Um der dann doch langsam an Fahrt gewinnenden Digitalisierung unter die Arme zu greifen, kann man Kernkraftwerke planen – oder versuchen, die Datenmengen möglichst klein zu halten – zum Beispiel mit nachhaltigen Websites und Green Web. Denn Nachhaltigkeit ist schlauer, meint Dr. Torsten Beyer, und wir hören gespannt zu …
Hallo Torsten, schön, dass du dir für uns Zeit nimmst. Erzähl doch mal, wer du bist und wie du da gelandet bist, wo du heute stehst.
Mein Name ist Torsten Beyer, 57 Jahre. Ich bin gebürtiger Saarländer, habe Chemie studiert und mich hat es schon vor über 20 Jahren hierhin nach Hessen verschlagen.
Woher kam dein Interesse für die Chemie?
Ich hatte schon als Kind einen Computer, einen Commodore 64. Das war mein Einstieg ins Internet. Das hat mich unheimlich fasziniert. Ich habe dann aber trotzdem Chemie studiert und nicht Informatik, weil mir das greifbarer war.
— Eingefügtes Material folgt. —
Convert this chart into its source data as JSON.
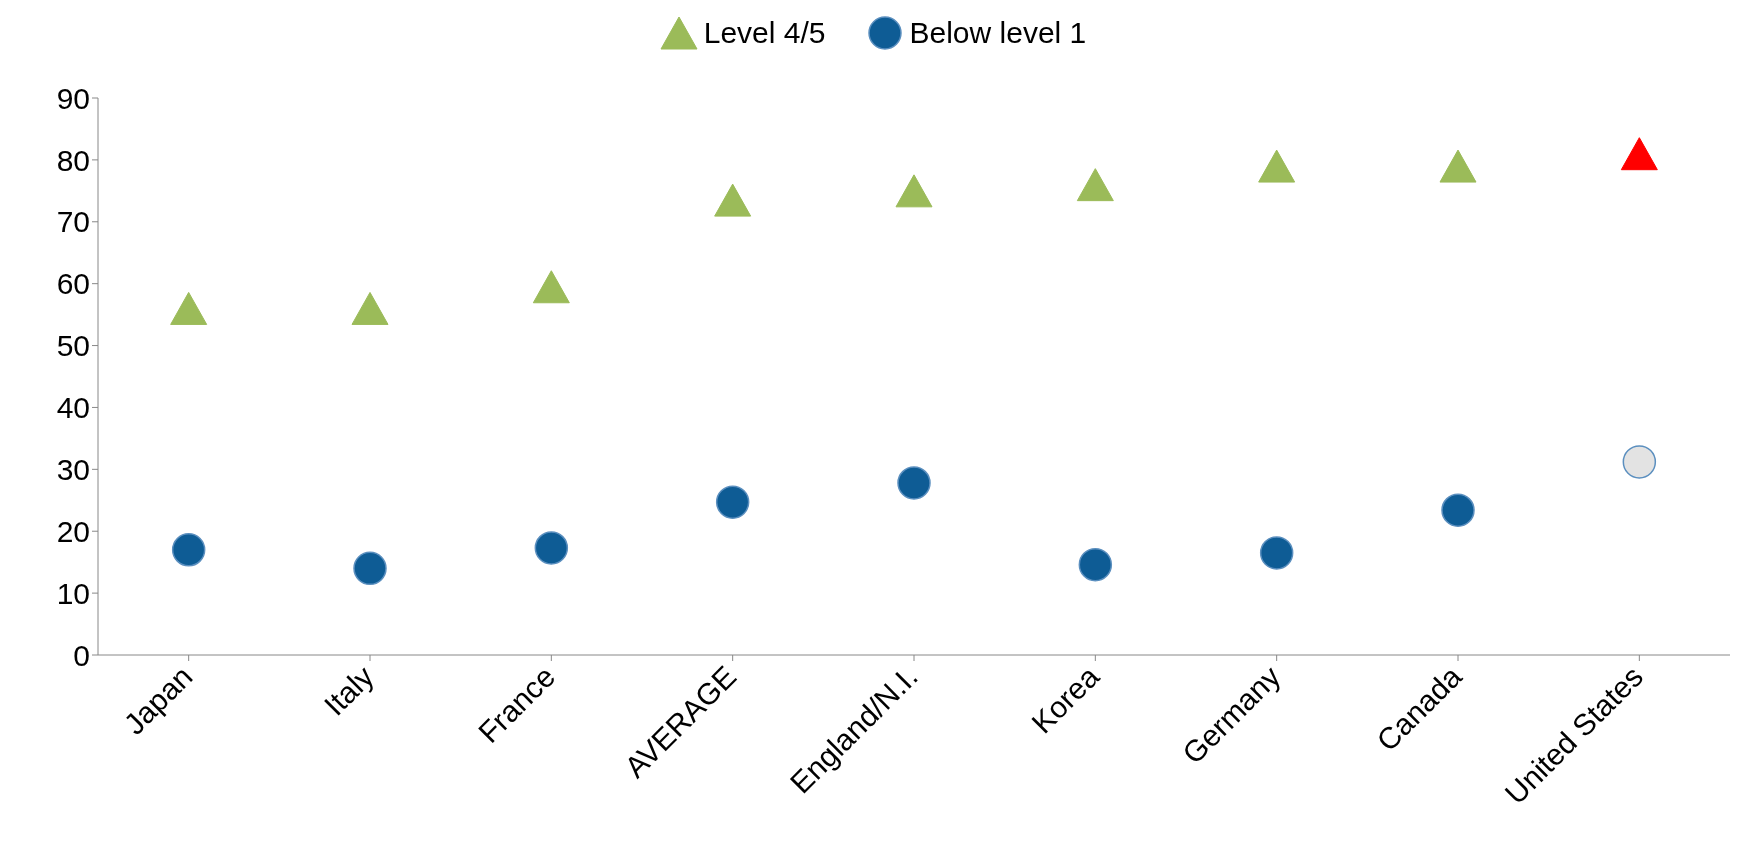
{
  "chart_data": {
    "type": "scatter",
    "categories": [
      "Japan",
      "Italy",
      "France",
      "AVERAGE",
      "England/N.I.",
      "Korea",
      "Germany",
      "Canada",
      "United States"
    ],
    "series": [
      {
        "name": "Level 4/5",
        "color": "#9bbb59",
        "marker": "triangle",
        "colors": [
          "#9bbb59",
          "#9bbb59",
          "#9bbb59",
          "#9bbb59",
          "#9bbb59",
          "#9bbb59",
          "#9bbb59",
          "#9bbb59",
          "#ff0000"
        ],
        "values": [
          56,
          56,
          59.5,
          73.5,
          75,
          76,
          79,
          79,
          81
        ]
      },
      {
        "name": "Below level 1",
        "color": "#0e5c95",
        "marker": "circle",
        "colors": [
          "#0e5c95",
          "#0e5c95",
          "#0e5c95",
          "#0e5c95",
          "#0e5c95",
          "#0e5c95",
          "#0e5c95",
          "#0e5c95",
          "#e3e3e3"
        ],
        "values": [
          17,
          14,
          17.3,
          24.7,
          27.8,
          14.6,
          16.5,
          23.4,
          31.2
        ]
      }
    ],
    "ylim": [
      0,
      90
    ],
    "yticks": [
      0,
      10,
      20,
      30,
      40,
      50,
      60,
      70,
      80,
      90
    ],
    "grid": false,
    "legend": "top"
  }
}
Ich bin von der Uni direkt in die Selbstständigkeit gegangen – was eher untypisch ist – weil ich mich gefragt habe, wie ich die Chemie mit der Informatik und dem Internet verbinden kann. Das gab es damals auf dem Arbeitsmarkt überhaupt nicht. Also habe ich dann eben die Dr. Beyer Internet-Beratung gegründet und den Leuten erstmal erklärt, was dieses Internet überhaupt ist.
Damals war das ja noch neu und die Leute haben gesagt: „Geh mir weg mit dem Zeug!“.
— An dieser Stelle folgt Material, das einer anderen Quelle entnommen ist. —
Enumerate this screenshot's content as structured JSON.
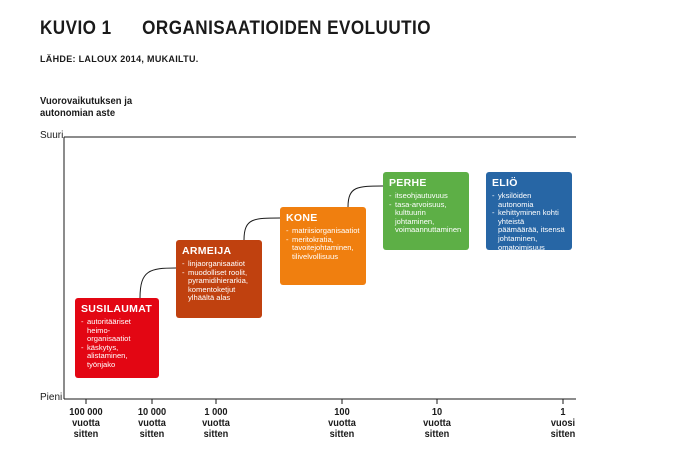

Und heute haben wir Künstliche Intelligenz. Da hat jemand mal gesagt, das sei die größte Revolution seit Gutenberg und dem Buchdruck – nur, die meisten Leute haben die Auswirkungen noch nicht verstanden. So wie sie in den 90er-Jahren nicht verstanden haben, dass das Internet eine extreme Umwälzung und Veränderung in vielerlei Hinsicht mit sich bringen wird.
Ich bin damals herumgereist, habe den Leuten erklärt, was dieses Internet ist, und gleichzeitig die „Analytik NEWS“ gegründet. Ein Online-Magazin, das bis heute existiert und in seiner kleinen Nische in Deutschland sehr bekannt ist. Das war damals eine Revolution, dass man sich plötzlich als Einzelner gegen große Verlage etablieren konnte.
Google wurde im selben Jahr gegründet, 1998. Die haben einfach eine Suchmaske ins Netz gestellt – ohne Marketing.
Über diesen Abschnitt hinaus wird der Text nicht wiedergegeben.